Using the machine-gun fire style of humor that started with the Airplane movies, the Comebacks shoots as many jokes at the screen as it can in the hopes that some of them will hit the target. However, where Airplane probably hit about 8 out of 10 of its jokes, The Comebacks manages maybe about 3 out of 10. Like Epic Movie and Date Movie, it seems to think that just referencing a movie constitutes a joke.

There are a few chuckles to be had though. I laughed hardest at the under-sized Rudy-like figure who goes in the game only to learn that you need to be careful what you wish for.

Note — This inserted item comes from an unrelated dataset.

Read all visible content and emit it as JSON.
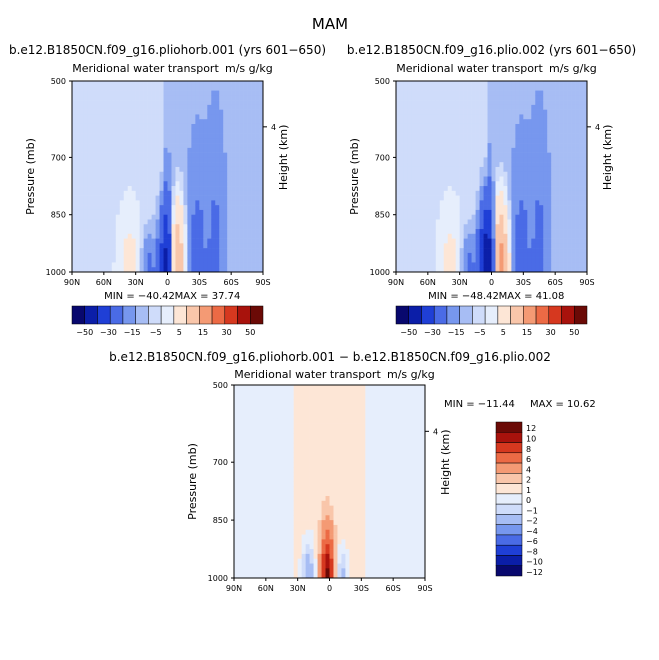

Seriously though, despite the minimal enjoyment to be found here, can't we call a moratorium on all of these spoof movies? Apparently not, judging by the preview for Epic Movie 2 that ran before this one.

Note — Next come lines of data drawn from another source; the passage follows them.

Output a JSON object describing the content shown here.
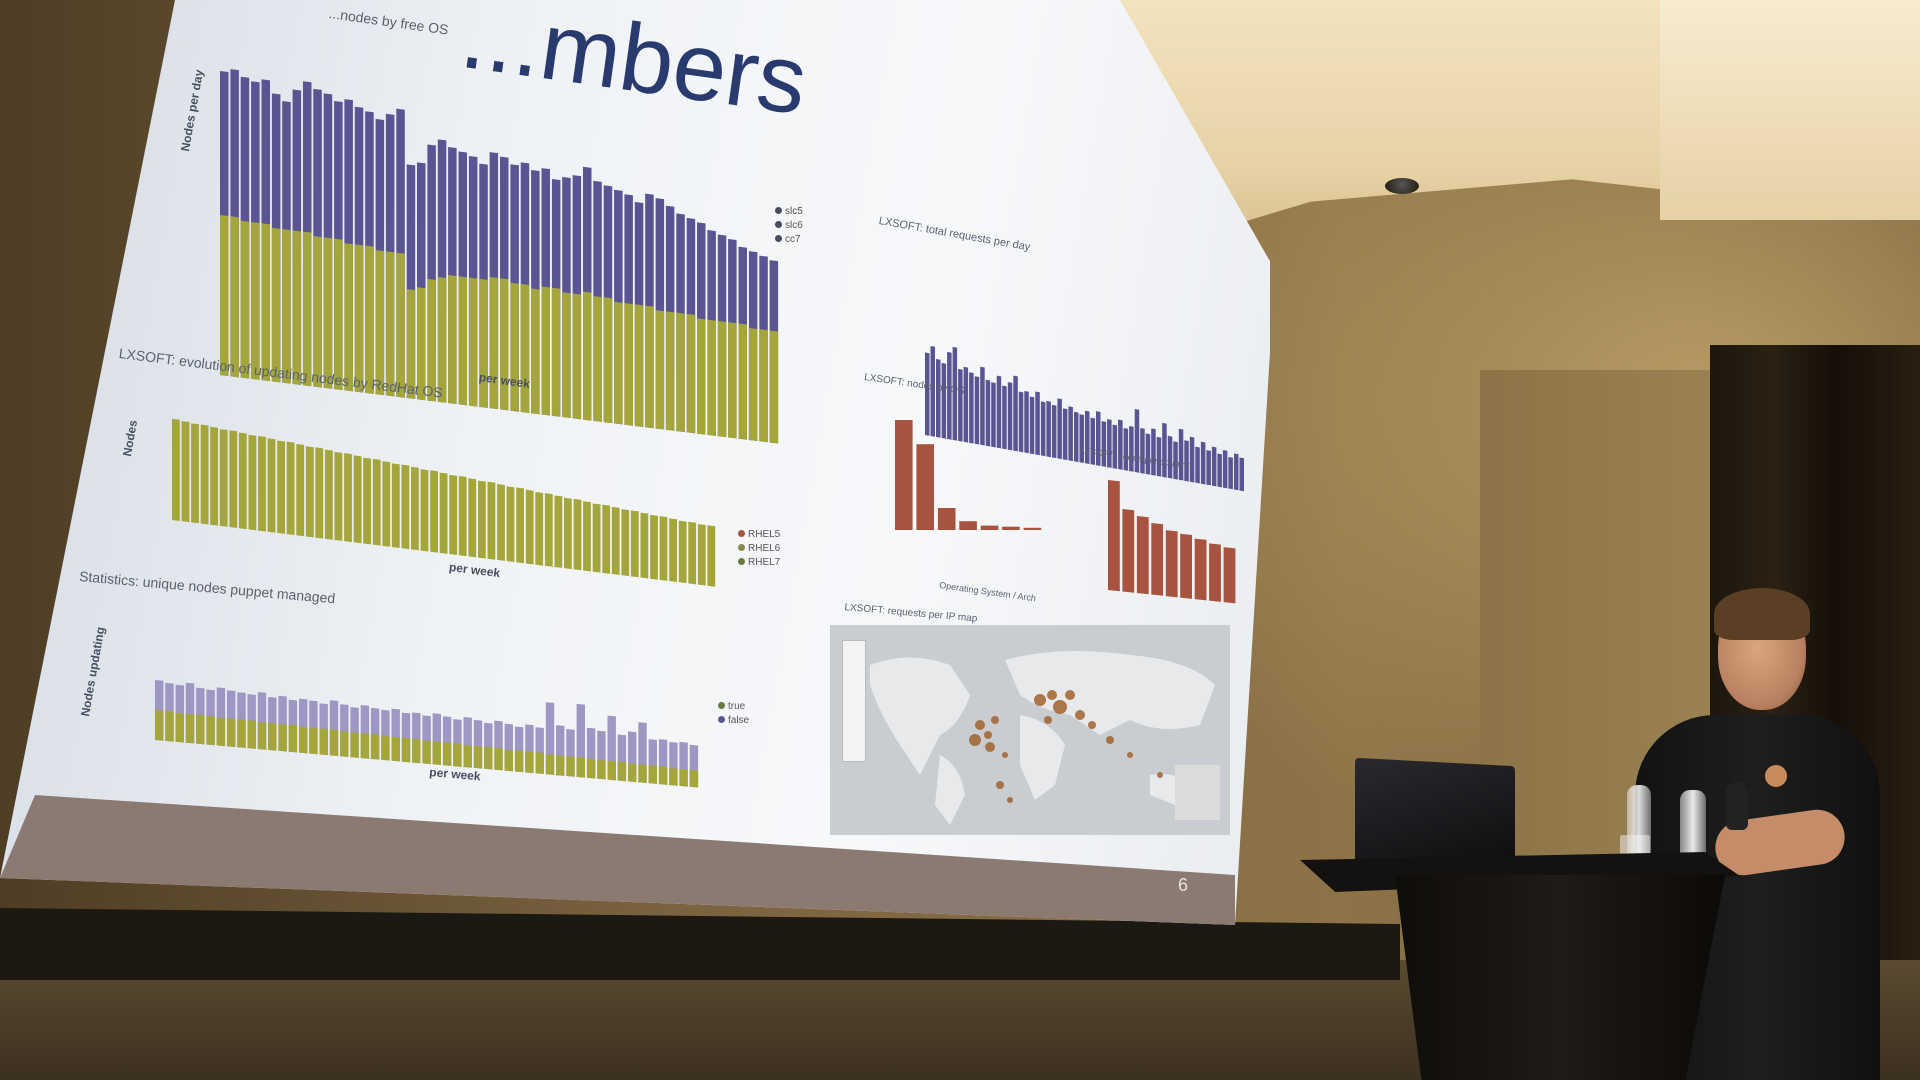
{
  "slide": {
    "title": "...mbers",
    "number": "6",
    "panels": {
      "top_left": {
        "title": "...nodes by free OS",
        "ylabel": "Nodes per day",
        "xlabel": "per week",
        "legend": [
          "slc5",
          "slc6",
          "cc7"
        ]
      },
      "top_right": {
        "title": "LXSOFT: total requests per day"
      },
      "mid_left": {
        "title": "LXSOFT: evolution of updating nodes by RedHat OS",
        "ylabel": "Nodes",
        "xlabel": "per week",
        "legend": [
          "RHEL5",
          "RHEL6",
          "RHEL7"
        ]
      },
      "mid_right_a": {
        "title": "LXSOFT: nodes by OS",
        "xlabel": "Operating System / Arch"
      },
      "mid_right_b": {
        "title": "LXSOFT: nodes per country"
      },
      "bottom_left": {
        "title": "Statistics: unique nodes puppet managed",
        "ylabel": "Nodes updating",
        "xlabel": "per week",
        "legend": [
          "true",
          "false"
        ]
      },
      "bottom_right": {
        "title": "LXSOFT: requests per IP map"
      }
    }
  },
  "colors": {
    "purple": "#5b5493",
    "olive": "#a4a63c",
    "rust": "#a6543f",
    "footer": "#8a7a72",
    "title": "#283a6e"
  },
  "series": {
    "top_left_total": [
      0.95,
      0.96,
      0.94,
      0.93,
      0.94,
      0.9,
      0.88,
      0.92,
      0.95,
      0.93,
      0.92,
      0.9,
      0.91,
      0.89,
      0.88,
      0.86,
      0.88,
      0.9,
      0.73,
      0.74,
      0.8,
      0.82,
      0.8,
      0.79,
      0.78,
      0.76,
      0.8,
      0.79,
      0.77,
      0.78,
      0.76,
      0.77,
      0.74,
      0.75,
      0.76,
      0.79,
      0.75,
      0.74,
      0.73,
      0.72,
      0.7,
      0.73,
      0.72,
      0.7,
      0.68,
      0.67,
      0.66,
      0.64,
      0.63,
      0.62,
      0.6,
      0.59,
      0.58,
      0.57
    ],
    "top_left_lower": [
      0.5,
      0.5,
      0.49,
      0.49,
      0.49,
      0.48,
      0.48,
      0.48,
      0.48,
      0.47,
      0.47,
      0.47,
      0.46,
      0.46,
      0.46,
      0.45,
      0.45,
      0.45,
      0.34,
      0.35,
      0.38,
      0.39,
      0.4,
      0.4,
      0.4,
      0.4,
      0.41,
      0.41,
      0.4,
      0.4,
      0.39,
      0.4,
      0.4,
      0.39,
      0.39,
      0.4,
      0.39,
      0.39,
      0.38,
      0.38,
      0.38,
      0.38,
      0.37,
      0.37,
      0.37,
      0.37,
      0.36,
      0.36,
      0.36,
      0.36,
      0.36,
      0.35,
      0.35,
      0.35
    ],
    "top_right": [
      0.55,
      0.6,
      0.52,
      0.5,
      0.58,
      0.62,
      0.48,
      0.5,
      0.47,
      0.45,
      0.52,
      0.44,
      0.43,
      0.48,
      0.42,
      0.45,
      0.5,
      0.4,
      0.41,
      0.38,
      0.42,
      0.36,
      0.37,
      0.35,
      0.4,
      0.34,
      0.36,
      0.33,
      0.32,
      0.35,
      0.31,
      0.36,
      0.3,
      0.32,
      0.29,
      0.33,
      0.28,
      0.3,
      0.42,
      0.3,
      0.27,
      0.31,
      0.26,
      0.36,
      0.28,
      0.25,
      0.34,
      0.27,
      0.3,
      0.24,
      0.28,
      0.23,
      0.26,
      0.22,
      0.25,
      0.21,
      0.24,
      0.22
    ],
    "mid_left": [
      0.92,
      0.91,
      0.9,
      0.9,
      0.89,
      0.88,
      0.88,
      0.87,
      0.86,
      0.86,
      0.85,
      0.84,
      0.84,
      0.83,
      0.82,
      0.82,
      0.81,
      0.8,
      0.8,
      0.79,
      0.78,
      0.78,
      0.77,
      0.76,
      0.76,
      0.75,
      0.74,
      0.74,
      0.73,
      0.72,
      0.72,
      0.71,
      0.7,
      0.7,
      0.69,
      0.68,
      0.68,
      0.67,
      0.66,
      0.66,
      0.65,
      0.64,
      0.64,
      0.63,
      0.62,
      0.62,
      0.61,
      0.6,
      0.6,
      0.59,
      0.58,
      0.58,
      0.57,
      0.56,
      0.56,
      0.55,
      0.55
    ],
    "bottom_left_total": [
      0.6,
      0.58,
      0.57,
      0.6,
      0.56,
      0.55,
      0.58,
      0.56,
      0.55,
      0.54,
      0.57,
      0.53,
      0.55,
      0.52,
      0.54,
      0.53,
      0.51,
      0.55,
      0.52,
      0.5,
      0.53,
      0.51,
      0.5,
      0.52,
      0.49,
      0.5,
      0.48,
      0.51,
      0.49,
      0.47,
      0.5,
      0.48,
      0.46,
      0.49,
      0.47,
      0.45,
      0.48,
      0.46,
      0.72,
      0.5,
      0.47,
      0.73,
      0.5,
      0.48,
      0.64,
      0.46,
      0.5,
      0.6,
      0.44,
      0.45,
      0.43,
      0.44,
      0.42
    ],
    "bottom_left_lower": [
      0.3,
      0.3,
      0.29,
      0.29,
      0.29,
      0.29,
      0.28,
      0.28,
      0.28,
      0.28,
      0.27,
      0.27,
      0.27,
      0.27,
      0.26,
      0.26,
      0.26,
      0.26,
      0.25,
      0.25,
      0.25,
      0.25,
      0.24,
      0.24,
      0.24,
      0.24,
      0.23,
      0.23,
      0.23,
      0.23,
      0.22,
      0.22,
      0.22,
      0.22,
      0.21,
      0.21,
      0.21,
      0.21,
      0.2,
      0.2,
      0.2,
      0.2,
      0.19,
      0.19,
      0.19,
      0.19,
      0.18,
      0.18,
      0.18,
      0.18,
      0.17,
      0.17,
      0.17
    ],
    "mid_right_a": [
      1.0,
      0.78,
      0.2,
      0.08,
      0.04,
      0.03,
      0.02
    ],
    "mid_right_b": [
      1.0,
      0.75,
      0.7,
      0.65,
      0.6,
      0.58,
      0.55,
      0.52,
      0.5
    ]
  }
}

Reviewed on: October 23rd, 2007
Jermaine Williams in The Comebacks.

Jermaine Williams in The Comebacks.

Okay, UNCLE! UNCLE! I give up. I surrender. Enough already with the movie parodies. Has this genre not overstayed it's welcome yet? If The Comebacks has anything to say about it, it is.

The Comebacks is a spoof on many recent sports movies. Being that these are less seen movies than epic or horror films just shows how dry the parody well has run. From Bend it Like Beckham to such film flops as Stick It, The Comebacks desperately look for jokes in every sports movie of the last 5 years.

What jokes they find are so obvious that they render themselves humorless. They make fun of how old Rocky is. Anyone who saw the latest Rocky movie has already made that joke themselves. One character is named Aseel Tare. Of course this is a nod to the character from Friday Night Lights who gets injured. The Comebacks cannot just mention his name in passing and let the joke happen. They have to dedicate an entire scene just to his name. This minor joke was worn out before I even got it.

This film is at such a loss for jokes that it even plays the race card. Early on the coach's daughter tells her dad that one of his players is her boyfriend. Even though the boyfriend is standing right in front of them both, she still has to announce that he is black to her father. I am not even sure how that was meant to be a joke. Another joke, that works slightly better, has a black coach make a big deal about playing all of his black players and bench his only white, or as the coach says, "marshmallow" player.

With a "B" cast lead by David Koechner and Matthew Lawrence you know the producers didn't just save money on writers. The choice of cameo appearances are likewise questionable. Andy Dick plays a referee and Drew Lache, Nick's brother who won Dancing With the Stars a few years back, rides on a float? Saying the makers of this film did a half ass job is giving them half of an ass more credit than they deserve.